Like their peers throughout corporate America, the auto industry's CEOs profited from low expectations.
Following a difficult 2001, many corporate boards set modest performance goals, says Jan Koors, managing director of Pearl Meyer & Partners, a New York consulting company that specializes in executive compensation.
"People were extremely pessimistic, so (performance targets) were very conservative," Koors says.
When companies exceeded those targets, their CEOs cashed in. According to Pearl Meyer's survey of 200 major companies, the average CEO bonus rose 41 percent last year.
Most automotive CEOs must meet financial goals for net income, return on investment or cash flow to qualify for a bonus.
But at least one CEO benefited from a merciful board. Ray LeBoeuf of PPG Industries Inc. missed his financial performance targets, according to the company's proxy statement. But LeBoeuf still received his $1.2 million bonus.
The company's proxy explained that LeBoeuf had achieved various nonfinancial goals. And in a follow-up statement in response to questions from Automotive News, the company detailed some of those accomplishments.

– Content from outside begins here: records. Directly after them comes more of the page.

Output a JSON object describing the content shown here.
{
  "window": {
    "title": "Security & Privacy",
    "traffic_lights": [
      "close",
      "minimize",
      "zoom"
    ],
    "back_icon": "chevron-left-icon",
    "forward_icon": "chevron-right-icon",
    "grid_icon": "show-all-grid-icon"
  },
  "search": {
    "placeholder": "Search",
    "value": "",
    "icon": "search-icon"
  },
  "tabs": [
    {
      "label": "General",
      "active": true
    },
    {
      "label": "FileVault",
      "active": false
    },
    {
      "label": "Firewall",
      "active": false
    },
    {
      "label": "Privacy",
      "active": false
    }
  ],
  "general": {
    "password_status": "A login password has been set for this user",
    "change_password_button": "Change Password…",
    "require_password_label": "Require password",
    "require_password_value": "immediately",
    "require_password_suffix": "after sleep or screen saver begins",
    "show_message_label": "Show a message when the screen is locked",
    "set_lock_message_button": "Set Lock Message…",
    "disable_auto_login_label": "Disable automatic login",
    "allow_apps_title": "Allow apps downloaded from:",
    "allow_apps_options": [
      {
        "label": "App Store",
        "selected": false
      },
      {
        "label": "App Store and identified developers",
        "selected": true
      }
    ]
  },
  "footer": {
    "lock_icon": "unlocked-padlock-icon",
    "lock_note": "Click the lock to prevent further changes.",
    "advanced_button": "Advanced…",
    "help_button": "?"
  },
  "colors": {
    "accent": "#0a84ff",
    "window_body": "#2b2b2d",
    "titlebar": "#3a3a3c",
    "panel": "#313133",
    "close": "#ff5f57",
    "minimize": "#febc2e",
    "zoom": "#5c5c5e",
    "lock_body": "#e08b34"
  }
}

Among other things, LeBoeuf settled all asbestos lawsuits against the company, and he launched a cost-cutting campaign.
But investors may be growing restive. This year, PPG's shareholders endorsed a nonbinding proposal by the Teamsters union to "expense" stock options. If adopted, PPG would subtract the cost of executive stock options from its earnings.

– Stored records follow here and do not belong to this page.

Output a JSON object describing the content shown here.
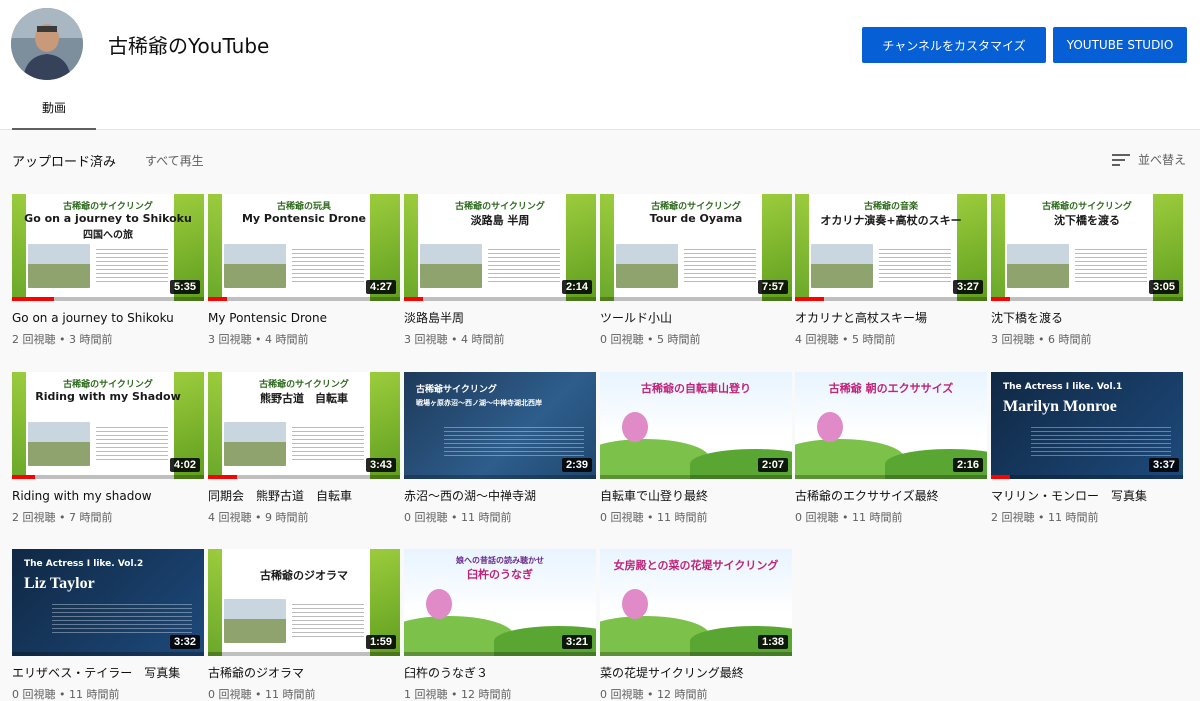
{
  "channel": {
    "name": "古稀爺のYouTube",
    "customize_label": "チャンネルをカスタマイズ",
    "studio_label": "YOUTUBE STUDIO",
    "tab_videos": "動画"
  },
  "section": {
    "title": "アップロード済み",
    "play_all": "すべて再生",
    "sort_label": "並べ替え"
  },
  "colors": {
    "accent": "#065fd4",
    "progress": "#ff0000"
  },
  "videos": [
    {
      "title": "Go on a journey to Shikoku",
      "views": "2 回視聴",
      "age": "3 時間前",
      "duration": "5:35",
      "thumb_heading": "古稀爺のサイクリング",
      "thumb_title": "Go on a journey to Shikoku",
      "thumb_sub": "四国への旅",
      "progress": 0.22
    },
    {
      "title": "My Pontensic Drone",
      "views": "3 回視聴",
      "age": "4 時間前",
      "duration": "4:27",
      "thumb_heading": "古稀爺の玩具",
      "thumb_title": "My Pontensic Drone",
      "thumb_sub": "",
      "progress": 0.1
    },
    {
      "title": "淡路島半周",
      "views": "3 回視聴",
      "age": "4 時間前",
      "duration": "2:14",
      "thumb_heading": "古稀爺のサイクリング",
      "thumb_title": "淡路島 半周",
      "thumb_sub": "",
      "progress": 0.1
    },
    {
      "title": "ツールド小山",
      "views": "0 回視聴",
      "age": "5 時間前",
      "duration": "7:57",
      "thumb_heading": "古稀爺のサイクリング",
      "thumb_title": "Tour de Oyama",
      "thumb_sub": "",
      "progress": 0.0
    },
    {
      "title": "オカリナと高杖スキー場",
      "views": "4 回視聴",
      "age": "5 時間前",
      "duration": "3:27",
      "thumb_heading": "古稀爺の音楽",
      "thumb_title": "オカリナ演奏+高杖のスキー",
      "thumb_sub": "",
      "progress": 0.15
    },
    {
      "title": "沈下橋を渡る",
      "views": "3 回視聴",
      "age": "6 時間前",
      "duration": "3:05",
      "thumb_heading": "古稀爺のサイクリング",
      "thumb_title": "沈下橋を渡る",
      "thumb_sub": "",
      "progress": 0.1
    },
    {
      "title": "Riding with my shadow",
      "views": "2 回視聴",
      "age": "7 時間前",
      "duration": "4:02",
      "thumb_heading": "古稀爺のサイクリング",
      "thumb_title": "Riding with my Shadow",
      "thumb_sub": "",
      "progress": 0.12
    },
    {
      "title": "同期会　熊野古道　自転車",
      "views": "4 回視聴",
      "age": "9 時間前",
      "duration": "3:43",
      "thumb_heading": "古稀爺のサイクリング",
      "thumb_title": "熊野古道　自転車",
      "thumb_sub": "",
      "progress": 0.15
    },
    {
      "title": "赤沼〜西の湖〜中禅寺湖",
      "views": "0 回視聴",
      "age": "11 時間前",
      "duration": "2:39",
      "thumb_heading": "古稀爺サイクリング",
      "thumb_title": "戦場ヶ原赤沼〜西ノ湖〜中禅寺湖北西岸",
      "thumb_sub": "",
      "progress": 0.0
    },
    {
      "title": "自転車で山登り最終",
      "views": "0 回視聴",
      "age": "11 時間前",
      "duration": "2:07",
      "thumb_heading": "",
      "thumb_title": "古稀爺の自転車山登り",
      "thumb_sub": "",
      "progress": 0.0
    },
    {
      "title": "古稀爺のエクササイズ最終",
      "views": "0 回視聴",
      "age": "11 時間前",
      "duration": "2:16",
      "thumb_heading": "",
      "thumb_title": "古稀爺 朝のエクササイズ",
      "thumb_sub": "",
      "progress": 0.0
    },
    {
      "title": "マリリン・モンロー　写真集",
      "views": "2 回視聴",
      "age": "11 時間前",
      "duration": "3:37",
      "thumb_heading": "The Actress I like. Vol.1",
      "thumb_title": "Marilyn Monroe",
      "thumb_sub": "",
      "progress": 0.1
    },
    {
      "title": "エリザベス・テイラー　写真集",
      "views": "0 回視聴",
      "age": "11 時間前",
      "duration": "3:32",
      "thumb_heading": "The Actress I like. Vol.2",
      "thumb_title": "Liz Taylor",
      "thumb_sub": "",
      "progress": 0.0
    },
    {
      "title": "古稀爺のジオラマ",
      "views": "0 回視聴",
      "age": "11 時間前",
      "duration": "1:59",
      "thumb_heading": "",
      "thumb_title": "古稀爺のジオラマ",
      "thumb_sub": "",
      "progress": 0.0
    },
    {
      "title": "臼杵のうなぎ３",
      "views": "1 回視聴",
      "age": "12 時間前",
      "duration": "3:21",
      "thumb_heading": "娘への昔話の読み聴かせ",
      "thumb_title": "臼杵のうなぎ",
      "thumb_sub": "",
      "progress": 0.0
    },
    {
      "title": "菜の花堤サイクリング最終",
      "views": "0 回視聴",
      "age": "12 時間前",
      "duration": "1:38",
      "thumb_heading": "",
      "thumb_title": "女房殿との菜の花堤サイクリング",
      "thumb_sub": "",
      "progress": 0.0
    }
  ]
}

While expensing would have no impact on cash bonuses, the company's board presumably would hesitate to give executives large batches of stock options. Company spokesman Jeff Worden says PPG's board is considering the Teamsters' proposal.
This year, shareholders of 17 companies have passed resolutions in favor of expensing stock options, reports Institutional Shareholder Services, a Rockville, Md., organization that analyzes proxies.
Some companies did not wait for shareholders to take action. Last August, General Motors volunteered to expense options, and others are likely to follow. The Financial Accounting Standards Board is expected to require all U.S. companies to adopt that practice.
If so, auto executives will feel the pain. Fourteen automotive CEOs exercised stock options last year, and some of the payouts were huge. Dauch of American Axle cashed in options worth $20.6 million, while Borick of Superior Industries exercised options worth $15.8 million.
Shareholders aren't likely to complain too loudly because both companies are solidly profitable. But corporate boards are beginning to seek alternatives to stock options.
Some companies award their CEOs restricted stock, which is ordinary stock with a few strings attached. Generally, the executive must remain with the company for a period of time before the stock is vested.
Unlike stock options, restricted stock can never be "under water." A stock option is considered to be under water when the current stock price is below the option's target price. An executive can sell restricted stock at a profit even if its price has declined. Some corporate activists argue that restricted stock is risk-free, with no built-in performance incentive.
"It's a reward for tenure rather than performance," says Paul Hodgson, a senior researcher for the Corporate Library, a research organization that studies executive compensation. "The value of the reward will increase if the stock price goes up. But it's a very weak link."
Blystone's financial windfall was the industry's largest award of restricted stock. But Ford Motor Co. and GM were also generous. Both companies rely heavily on restricted stock to reward their executives. With the exception of Bill Ford, each of the top executives at Ford and GM got awards of restricted stock.
Ford Vice Chairman Carl Reichardt received restricted stock worth $6.8 million, although some of his shares were awarded in lieu of a salary. GM CEO Rick Wagoner and CFO John Devine each received restricted stock worth $5 million.
As a group, GM's top executives were paid considerably better than their peers at Ford. GM's top five managers averaged $7.1 million in total compensation, while Ford's top executives averaged $2.6 million. Ford's relatively low total was affected by Bill Ford's acceptance of stock options in lieu of a salary.
DaimlerChrysler no longer is required to issue a proxy statement, so the company does not divulge its executives' compensation.